MOSTAR DENİLİNCE HÂLÂ İÇİM TİTRİYOR

Mostar’da yeğeninin köprüye bakan evinde kalan Vassaf’ın köprüyle kurduğu ilişki hakikaten ilginç. Sevgiden öte tutkuyla bahsediyor şehirden ve köprüden. Çok sevdiğiniz evladınızla ya da sevdiğinizle birlikte değilsinizdir ama dolaştığınızda bir ses, bir koku, bir görüntü onları hatırlatır size. Onun Mostar’a bağlılığı da böyle, “Mostar denilince hâlâ içim titriyor.” diyor. Bir ay kadar zaman geçirmesine rağmen sanki hayatının dörtte üçünü orada yaşamış gibi hissediyor.

Gündüz Vassaf, Mostar’a vardığında ilk zamanlar uzun süre köprüyü seyreder, sonra köprüye bakmaktan utanır hale gelir. 10 gün boyunca köprüden karşıya geçemez. Karşıya geçmesi gerektiğinde başka köprüleri kullanır. Sonra orada tanıştığı bir çift, onu kolundan tutup köprüden geçirir. Bir zaman sonra kendini oranın yerlisi gibi görmeye başlar.
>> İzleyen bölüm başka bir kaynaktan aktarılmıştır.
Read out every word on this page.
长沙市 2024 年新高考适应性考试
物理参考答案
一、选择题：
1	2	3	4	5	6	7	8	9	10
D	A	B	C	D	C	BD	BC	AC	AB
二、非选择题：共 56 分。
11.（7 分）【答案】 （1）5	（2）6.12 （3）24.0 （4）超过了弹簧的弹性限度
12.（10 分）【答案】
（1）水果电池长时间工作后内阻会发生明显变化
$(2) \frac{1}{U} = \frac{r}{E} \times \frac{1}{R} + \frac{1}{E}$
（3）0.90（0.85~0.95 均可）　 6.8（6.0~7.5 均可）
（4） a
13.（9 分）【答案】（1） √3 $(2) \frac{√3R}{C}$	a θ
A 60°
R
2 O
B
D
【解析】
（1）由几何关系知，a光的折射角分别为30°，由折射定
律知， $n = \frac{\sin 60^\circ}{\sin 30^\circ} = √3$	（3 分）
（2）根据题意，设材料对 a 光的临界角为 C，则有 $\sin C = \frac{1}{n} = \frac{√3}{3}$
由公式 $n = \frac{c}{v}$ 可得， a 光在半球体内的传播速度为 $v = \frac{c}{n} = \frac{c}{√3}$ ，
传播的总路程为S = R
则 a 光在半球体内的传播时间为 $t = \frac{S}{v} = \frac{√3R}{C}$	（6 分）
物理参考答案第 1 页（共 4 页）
Her gün yaptığı işler arasında köprünün duvarlarına sokuşturulan sigara izmaritlerini ve oyuklarda biriken yağmur sularını temizlemek vardır artık. 

‘Mostari’ yani köprü bekçisi Vassaf, kitabı yazarken bütün notlarını köprü başında alır. Günde on, on iki saat, sabah akşam, gece yarısından sonra... Her an oradadır. Her şeyi yazar, özellikle tur gruplarıyla köprüyü ziyarete gelenler hakkında düşündüklerini, gördüklerini… Genellemelerde bulunur, Almanlar şöyle, Türkler böyle, Japonlar şöyle... Bir nevi zabıt tutar. Türklerin, Amerikan turistleri gibi onun bunun fotoğrafını çekip ‘burası bir zamanlar bizimdi’ edasında dolaşmasından rahatsız olur. Bir süre sonra kendisinin takındığı bu tavır hoşuna gitmez. Milliyetçilik yaptığını düşünür. Kendini azarlamaya başlar. O gözlemlerin ahlakını sorgular. ‘Ne hakkın var başkasını yargılamaya, fikir yürütmeye, zapt altına almaya, fotoğraf çekmeye’ şeklinde bir iç hesaplaşma, ahlak tartışması başlatır iç dünyasında.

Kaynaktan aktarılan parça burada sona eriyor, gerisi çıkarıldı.